Fixing a Skylight Leak

By Bluecollarworkman @TB_BlueCollar

Installing a skylight in your home or buying a home with a skylight already installed is great for four reasons:

1. Brings extra light into your home;

2. Lets you see the sky from the comfort of inside;

3. Lets you scare the crap out of your family by going on the roof and knocking on the skylight when they’re quietly watching TV; and

4. They inevitably leak. Wait, what?…

Leaky skylights

Drip drop … it’s only a matter of time …

Skylights are cool, but they usually will leak in a home’s lifetime. And unfortunately, fixing the leak is usually a difficult process that isn’t recommended for your average homeowner.

In the case of the skylight I recently had to fix, the roofing around the skylight was the main culprit of leaking. The difficulty is greater than just spreading tar on the roof, though.

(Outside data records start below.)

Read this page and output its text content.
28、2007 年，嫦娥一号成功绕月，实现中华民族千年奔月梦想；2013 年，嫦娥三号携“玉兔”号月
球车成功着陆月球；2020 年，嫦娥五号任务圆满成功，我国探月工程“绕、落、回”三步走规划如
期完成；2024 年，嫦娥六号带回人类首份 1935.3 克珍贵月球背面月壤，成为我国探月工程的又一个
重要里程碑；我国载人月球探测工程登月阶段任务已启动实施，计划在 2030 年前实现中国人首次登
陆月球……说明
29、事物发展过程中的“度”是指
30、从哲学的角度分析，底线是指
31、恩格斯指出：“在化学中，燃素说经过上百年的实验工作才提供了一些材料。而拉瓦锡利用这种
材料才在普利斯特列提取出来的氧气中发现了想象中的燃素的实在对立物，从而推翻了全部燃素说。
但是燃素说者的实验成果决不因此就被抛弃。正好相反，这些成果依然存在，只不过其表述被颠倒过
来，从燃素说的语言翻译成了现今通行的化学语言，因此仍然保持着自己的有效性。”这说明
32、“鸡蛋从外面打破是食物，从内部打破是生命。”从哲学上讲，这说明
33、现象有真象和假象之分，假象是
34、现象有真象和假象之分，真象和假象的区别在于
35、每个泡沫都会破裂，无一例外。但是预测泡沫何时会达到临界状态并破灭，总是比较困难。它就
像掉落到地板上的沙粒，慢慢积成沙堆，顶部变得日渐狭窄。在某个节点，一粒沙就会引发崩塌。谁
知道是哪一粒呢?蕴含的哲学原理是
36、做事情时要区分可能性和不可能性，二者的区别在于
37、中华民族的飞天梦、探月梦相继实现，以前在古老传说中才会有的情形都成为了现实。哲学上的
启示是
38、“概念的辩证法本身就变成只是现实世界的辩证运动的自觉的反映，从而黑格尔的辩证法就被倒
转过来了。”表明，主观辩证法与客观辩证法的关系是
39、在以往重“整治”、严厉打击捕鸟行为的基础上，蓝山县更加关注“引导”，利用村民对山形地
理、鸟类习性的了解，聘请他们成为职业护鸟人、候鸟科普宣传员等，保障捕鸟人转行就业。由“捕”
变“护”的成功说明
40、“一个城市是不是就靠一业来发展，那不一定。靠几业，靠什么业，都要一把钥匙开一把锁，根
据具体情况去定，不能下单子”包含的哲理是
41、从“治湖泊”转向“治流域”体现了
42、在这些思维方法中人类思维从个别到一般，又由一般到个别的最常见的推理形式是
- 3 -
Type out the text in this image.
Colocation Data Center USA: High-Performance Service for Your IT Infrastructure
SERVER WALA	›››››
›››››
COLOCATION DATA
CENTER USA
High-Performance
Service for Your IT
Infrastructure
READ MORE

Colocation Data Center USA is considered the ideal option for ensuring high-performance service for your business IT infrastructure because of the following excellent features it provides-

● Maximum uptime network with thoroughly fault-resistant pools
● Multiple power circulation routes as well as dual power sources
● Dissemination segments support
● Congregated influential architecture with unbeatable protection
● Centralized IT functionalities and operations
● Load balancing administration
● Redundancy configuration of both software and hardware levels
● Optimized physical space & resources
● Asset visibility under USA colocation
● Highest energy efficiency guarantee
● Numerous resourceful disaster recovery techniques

You have to:

1. Start by cleaning around the roof area very very very good.

2. Roll out granulated flat roof roofing material.

3. Roll out 4 inch mesh on all of the seams.

4. Heat it up very very hot so it will stick to the original roof.

5. Spread roofing tar all over this to ensure no leak springs in the future.

It’s a pretty time consuming process. If you have shingles and not flat roofing, the process is complex as well (just in a different way). Like I’ve said before, you really shouldn’t DIY roofing unless you really know what you’re doing because that’s one place you don’t want to mess up on!

I don’t usually recommend skylights because they’re an obvious weak spot in your roof that will probably leak; however, if you have/get them, make sure when they do leak to have it fixed by someone who knows what they’re doing so they don’t leak again!